Dalam kisah ini juga, Yusuf Arimatea bukan saja dianggap menjadi penutup kisah pengharapan ditengah kedukaan sebagai orang yang dengan rendah hati terlibat dalam penghormatan dalam peristiwa sengsara Yesus hingga kematian dan pengguburannya. Namun kita juga diingatkan bahwa sebagai manusia kita tidak boleh hilang pengharapan, saat terpuruk ketika apa yang kita cita-citakan belum terwujud, atau mimpi kita musnah. Namun kita meyakini dalam iman dan pengharapan Kristus telah mengubah kedukaan dan kesuraman hidup menjadi pengharapan yang pasti. Bersabarlah dan bertekunlah senantiasa karena didalam Kristus kita juga mengalami kehidupan menjadi bermakna.

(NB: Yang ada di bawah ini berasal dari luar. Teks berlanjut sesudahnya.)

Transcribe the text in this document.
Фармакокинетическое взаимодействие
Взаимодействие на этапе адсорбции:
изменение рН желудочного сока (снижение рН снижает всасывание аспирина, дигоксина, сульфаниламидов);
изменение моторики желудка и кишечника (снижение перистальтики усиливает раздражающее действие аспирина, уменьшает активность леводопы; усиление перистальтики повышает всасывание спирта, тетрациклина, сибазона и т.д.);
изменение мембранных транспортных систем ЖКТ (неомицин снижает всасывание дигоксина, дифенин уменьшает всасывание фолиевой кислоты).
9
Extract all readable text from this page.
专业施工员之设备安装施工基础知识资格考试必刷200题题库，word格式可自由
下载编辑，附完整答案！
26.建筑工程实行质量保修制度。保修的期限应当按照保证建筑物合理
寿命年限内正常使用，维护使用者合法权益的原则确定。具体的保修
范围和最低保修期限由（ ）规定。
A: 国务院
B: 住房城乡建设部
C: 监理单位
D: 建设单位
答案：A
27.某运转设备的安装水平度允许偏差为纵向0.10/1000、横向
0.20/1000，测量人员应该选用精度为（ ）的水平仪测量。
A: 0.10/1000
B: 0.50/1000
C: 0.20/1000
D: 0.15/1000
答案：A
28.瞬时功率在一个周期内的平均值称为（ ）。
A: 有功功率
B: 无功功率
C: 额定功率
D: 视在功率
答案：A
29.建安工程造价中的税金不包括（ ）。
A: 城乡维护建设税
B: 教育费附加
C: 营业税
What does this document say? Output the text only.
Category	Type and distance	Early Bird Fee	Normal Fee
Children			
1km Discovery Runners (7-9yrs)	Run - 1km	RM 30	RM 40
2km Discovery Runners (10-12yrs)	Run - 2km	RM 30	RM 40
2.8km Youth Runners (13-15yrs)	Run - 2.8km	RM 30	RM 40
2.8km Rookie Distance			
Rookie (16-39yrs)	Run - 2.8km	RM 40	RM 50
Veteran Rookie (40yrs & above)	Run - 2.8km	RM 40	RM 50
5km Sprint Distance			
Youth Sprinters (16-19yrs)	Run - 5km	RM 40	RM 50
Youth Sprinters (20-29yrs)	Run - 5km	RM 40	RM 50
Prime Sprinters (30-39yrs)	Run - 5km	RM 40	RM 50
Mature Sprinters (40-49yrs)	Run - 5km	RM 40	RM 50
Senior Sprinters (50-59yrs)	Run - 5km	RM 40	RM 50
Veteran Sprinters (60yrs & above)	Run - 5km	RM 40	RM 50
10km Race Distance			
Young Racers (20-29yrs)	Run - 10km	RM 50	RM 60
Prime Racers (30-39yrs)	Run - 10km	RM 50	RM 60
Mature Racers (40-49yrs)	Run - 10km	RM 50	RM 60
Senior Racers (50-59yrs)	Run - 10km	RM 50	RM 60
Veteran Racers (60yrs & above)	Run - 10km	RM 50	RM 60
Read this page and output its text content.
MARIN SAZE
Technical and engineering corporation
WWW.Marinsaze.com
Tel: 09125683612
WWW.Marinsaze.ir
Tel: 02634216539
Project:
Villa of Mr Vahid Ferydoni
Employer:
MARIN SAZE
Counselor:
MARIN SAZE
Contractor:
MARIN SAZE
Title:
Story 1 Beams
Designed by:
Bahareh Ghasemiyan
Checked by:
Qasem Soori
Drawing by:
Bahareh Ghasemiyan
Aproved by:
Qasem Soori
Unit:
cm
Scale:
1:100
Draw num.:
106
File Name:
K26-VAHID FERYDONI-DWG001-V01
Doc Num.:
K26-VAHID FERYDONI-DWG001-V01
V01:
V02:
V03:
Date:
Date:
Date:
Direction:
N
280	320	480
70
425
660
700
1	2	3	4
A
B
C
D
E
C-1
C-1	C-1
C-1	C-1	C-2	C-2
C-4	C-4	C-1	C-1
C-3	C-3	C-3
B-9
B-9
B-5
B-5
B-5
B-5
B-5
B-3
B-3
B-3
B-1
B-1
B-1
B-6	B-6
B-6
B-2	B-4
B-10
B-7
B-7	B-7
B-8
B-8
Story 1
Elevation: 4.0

Pengharapan di tengah kedukaan ternyata juga ada dalam lingkaran dusta dan fitnah, hoax yang ditebarkan oleh para imam kepala dan Orang- orang Farisi yang meminta kepada Pilatus supaya Kubur Yesus dijaga. 27:62 Keesokan harinya, yaitu sesudah hari persiapan, datanglah imam-imam kepala dan orang-orang Farisi bersama-sama menghadap Pilatus, 27:63 dan mereka berkata: "Tuan, kami ingat, bahwa si penyesat itu sewaktu hidup-Nya berkata: Sesudah tiga hari Aku akan bangkit. 27:64 Karena itu perintahkanlah untuk menjaga kubur itu sampai hari yang ketiga; jikalau tidak, murid-murid-Nya mungkin datang untuk mencuri Dia, lalu mengatakan kepada rakyat: Ia telah bangkit dari antara orang mati, sehingga penyesatan yang terakhir akan lebih buruk akibatnya dari pada yang pertama." 27:65 Kata Pilatus kepada mereka: "Ini penjaga-penjaga bagimu, pergi dan jagalah kubur itu sebaik-baiknya." 27:66 Maka pergilah mereka dan dengan bantuan penjaga-penjaga itu mereka memeterai kubur itu dan menjaganya.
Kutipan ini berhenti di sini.